Wol möchte einer einem Publikum besser zu Gefallen sein, so er lüsterne Brünsten, Sehr nungen, Nacht-und-Hinder-Thür-Visiten, Küsse, Umb-armungen, Liebes-Ohnmachten, Bützwerk, Hahnreyen, Buhler-Träume und dergl. darstellet. Allein, indess Flora Hütten auf Kratzer erbauet, Wolkenkratzer, so lenket er die Blicke der Beschauer nach oben. Nota bene: Siehtu die Menscher uff der Terrasse Männlein zu Weiblein beisamen stehn, so kanstu denken, was sie in ihren Innereien bewegt: Däntze, Beylager oder Entführungen, Verzweiflungen, begonnene oder vollbrachte Mörder Zweykampff, Betrügereien, Verstellungen und Verkleidungen oder auch Wahrsagereyen. (Klub von Rom.)
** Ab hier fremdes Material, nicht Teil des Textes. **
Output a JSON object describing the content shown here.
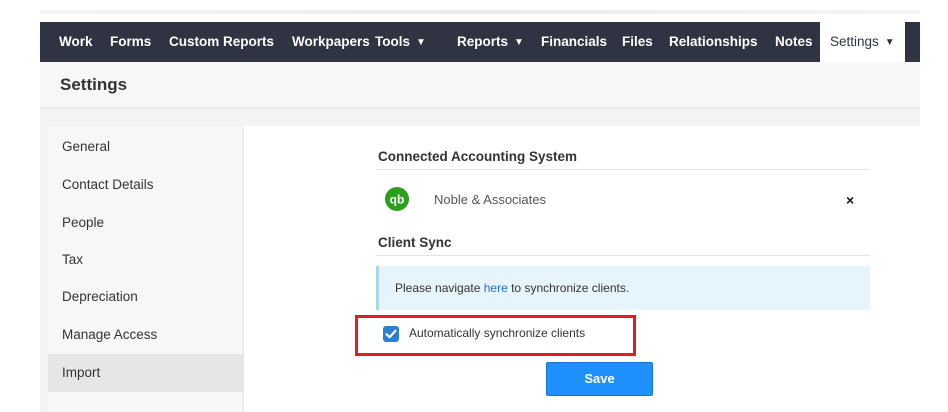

Unsrem Künstler liegt an seym Hertzen, wol einiges deutlich zu zeigen, aber wiederum nit alles, eingedengk des bekannten Spruchs: Dum spectant oculi laesos/laeduntur ei ipsi, den Heidegger also übersetzet hat:

"Den Augen/welche was Schadhafftes offt beblicken,

Pflegt dieser Gegenwurff auch Schaden einzutrucken."

(Gotthard Heidegger, geb. 1666 Stein am Rhein, gest. 1711 in od. an Zürich.)

Gewiß werden die Betrachter, die sich von der Terrasse ab und dem Dache zuwenden, fragen, welchen Sinn der Künstler verfolgte, der da Birnbäume ohne Birnen noch Laub mahlete und was es denn fernerhin sey, was der arme Mann treibt? Ob er etwa einem Phallo ein Grab im Zemente bereitet oder einer Bompbe?

Nun, dem Rat Leibnizens getreulich wollen wir dem Künstler mit ankreiden, kein Puritaner zu seyn, der da alle und jede Kleinigkeit auspiesert. Denn solche allzu grosse Scheinreinigkeit – sprach Gottfried Wilhelm von Leibniz – ist einer durchbrochenen Arbeit zu vergleichen, daran der Meister so lange feilet und bessert, biss er sie endlich gar verschwächet, welches denen geschieht, die an der Perfectie-Kranckheit, wie es die Holländer nennen, darnieder liegen.